Long odds won’t stop third-party enthusiasts from hoping that the 2016 presidential race will erode two-party dominance. Tom Hoefling, the founder of America’s Party, a conservative political party, for example, thinks a new political era is already at hand. “I don’t get any joy out of the demise of the GOP, but, look, it’s dying,” said Hoefling, who says he expects to soon secure the America’s Party presidential nomination. Republicans are “killing themselves. They’re betraying their own party base,” he said. “You can only do that for so long and people start to catch on.” (Hoefling told me that in addition to his anticipated nod from America’s Party, he has already received the presidential nomination for the American Party, and he is also seeking the nomination from the American Independent Party—all conservative third parties.)

That’s not to say that there aren’t realists. The Constitution Party’s Gemma says tectonic shifts will take a long time to manifest, lamenting that many people who comfortably adhere to the current two-party system simply aren’t ready for major change. “Most conservative leaders and consultants aren’t in it for long-term realignment of the political system,” Gemma said. “They’re not in the game for principles. The idea of starting over, creating something new, that’s hard work. So there’s a hesitancy there. It’s scary.”

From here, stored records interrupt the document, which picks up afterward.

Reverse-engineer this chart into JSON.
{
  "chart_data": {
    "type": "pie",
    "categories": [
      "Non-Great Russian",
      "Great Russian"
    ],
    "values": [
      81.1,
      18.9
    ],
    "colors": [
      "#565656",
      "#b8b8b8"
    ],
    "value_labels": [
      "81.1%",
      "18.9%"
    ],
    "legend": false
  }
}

If nothing else, Trump’s challenges to modern-day conservative orthodoxy make it difficult for Republican elites in Washington to ignore the fact that disaffected voters are stridently opposed to the interests of many in the establishment wing of the party. Some conservative candidates running for office will surely model themselves after Trump as a result of his success. But the general election is only just about to begin, and if Trump can’t hold onto the support of voters, or if he flounders, the chances that others will imitate his style are sure to diminish. Beyond that, the mark the real-estate mogul leaves on American politics won’t be easy to untangle from the broader conflict among conservatives over the direction of the party and what it stands for, and that may not be clearly understood for years to come.